In the opposition letter, the ACCC identified their opposition on the basis that ‘chilled ready meals’ are a market separate to even ‘frozen ready meals’ and other ready meal markets, and that the merger would reduce competition in the market.
This line of regulation by the regulator shows that ‘niche market’ competitors may attract the attention of the ACCC when those competitors propose to merge.
The opposition to the proposed merger of the ‘chilled ready meal’ market leaders highlights key factors which any business should take in to account when considering a merger or acquisition.
1. Involve the regulators early
In any proposed merger between a niche market dominator and a perceived competitor there is a likelihood that the ACCC will at some point become aware of the deal and intervene – possibly throwing negotiations, contracts and completion timelines up into the air.
The ACCC has the power to seek injunctions and freeze deals until their investigations are complete.
While it’s obvious that the ACCC must be notified when two market dominators and competitors intend to merge, it can be less obvious when there is a sub-market that the two businesses operate in.
In this instance, the B&J and Jewel may have assumed that there were plenty of competitors in the market of ‘ready made foods’ – they perhaps did not realise that their market was ‘chilled ready made foods’.
By involving the regulator early, you can save costs by maintaining an accurate completion timeline, and preserve any likelihood of receiving an early indication as to whether the deal will be approved at all.
2. Know what to look for
Section 50 of the Competition and Consumer Act 2010 (Cth) “prohibits an acquisition that would result in a substantial lessening of competition.”
Under this section, and depending on the type of business being acquired or merged, a Court will need to have regard to various factors which may lead to a lessening of competition if they are to prohibit an acquisition.
They are predominantly broad considerations, such as “the level of concentration in the market” and “the degree of countervailing power in the market”. It may be difficult to know how these might apply to an acquisition in practice. So, it is helpful to look to recent opposed mergers, such as the B&J and Jewel merger, for practical guidance.
3. Be aware of business-specific competition concerns
In opposing the proposed merger between B&J and Jewel, the ACCC outlined business-specific concerns in their market enquiry letter.

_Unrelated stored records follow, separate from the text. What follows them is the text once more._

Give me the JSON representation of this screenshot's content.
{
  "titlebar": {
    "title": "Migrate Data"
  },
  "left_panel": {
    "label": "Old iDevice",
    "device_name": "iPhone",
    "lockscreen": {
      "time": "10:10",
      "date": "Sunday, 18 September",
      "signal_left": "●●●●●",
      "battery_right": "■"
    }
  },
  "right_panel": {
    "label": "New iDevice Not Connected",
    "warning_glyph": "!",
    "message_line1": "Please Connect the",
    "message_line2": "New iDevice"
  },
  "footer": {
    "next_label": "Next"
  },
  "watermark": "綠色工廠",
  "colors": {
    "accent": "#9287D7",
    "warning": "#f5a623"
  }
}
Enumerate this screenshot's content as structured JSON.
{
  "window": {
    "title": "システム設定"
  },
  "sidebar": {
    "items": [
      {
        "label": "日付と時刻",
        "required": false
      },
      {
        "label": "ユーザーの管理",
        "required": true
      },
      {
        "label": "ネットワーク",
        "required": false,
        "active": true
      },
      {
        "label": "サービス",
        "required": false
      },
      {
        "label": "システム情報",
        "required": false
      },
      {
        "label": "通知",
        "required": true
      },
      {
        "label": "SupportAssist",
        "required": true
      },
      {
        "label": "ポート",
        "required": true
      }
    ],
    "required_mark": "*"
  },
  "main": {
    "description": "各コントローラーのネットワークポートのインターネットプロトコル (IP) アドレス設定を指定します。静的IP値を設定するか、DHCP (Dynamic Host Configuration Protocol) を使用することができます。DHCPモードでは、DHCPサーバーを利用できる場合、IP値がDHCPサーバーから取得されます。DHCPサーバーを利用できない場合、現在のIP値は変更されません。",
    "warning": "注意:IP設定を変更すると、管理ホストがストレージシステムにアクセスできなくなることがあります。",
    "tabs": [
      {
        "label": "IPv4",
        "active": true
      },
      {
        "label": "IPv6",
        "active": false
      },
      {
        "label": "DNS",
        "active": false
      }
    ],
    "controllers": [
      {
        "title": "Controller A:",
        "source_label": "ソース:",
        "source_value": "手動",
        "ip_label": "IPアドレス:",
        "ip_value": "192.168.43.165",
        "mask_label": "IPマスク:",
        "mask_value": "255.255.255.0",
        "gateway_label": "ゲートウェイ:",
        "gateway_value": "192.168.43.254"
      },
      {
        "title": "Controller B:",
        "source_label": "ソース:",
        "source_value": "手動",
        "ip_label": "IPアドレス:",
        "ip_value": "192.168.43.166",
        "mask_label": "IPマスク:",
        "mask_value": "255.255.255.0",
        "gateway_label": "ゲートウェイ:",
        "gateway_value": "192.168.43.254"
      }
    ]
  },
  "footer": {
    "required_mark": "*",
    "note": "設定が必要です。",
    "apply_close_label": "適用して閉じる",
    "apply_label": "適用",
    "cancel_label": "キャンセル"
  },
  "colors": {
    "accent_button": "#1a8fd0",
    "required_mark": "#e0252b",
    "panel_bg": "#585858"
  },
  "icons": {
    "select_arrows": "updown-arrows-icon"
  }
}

Specifically, the concerns addressed whether the businesses operated as leaders in a market separate to other closely related markets. These were:
- the extent of competition between B&J and Jewel and the degree to which other companies compete with B&K [sic] and Jewel;
- the extent to which consumers consider chilled and frozen ready meals to be substitutable;
- the extent to which ready meals are substitutable with other prepared meals from grocery retailers (such as pizzas, quiches and soups) or with other options (such as ready meals offered online, takeaway meals, home delivered meals and meal kits) as Woolworths owns 23 per cent of B&J; and
- the extent to which the proposed acquisition may limit the supply of ready meals to other grocery retailers or other customers and therefore impact on competition in the supply of ready meals to consumers.
What this shows is that businesses should consider whether they may operate in a separate niche market to their broader competitors, and whether the business they are acquiring operates in that same market.
By asking similar specific questions and being aware of key regulatory considerations a business can maximise the prospect that an acquisition can proceed without costly intervention, which could lead to prevention, at the late stages of the deal.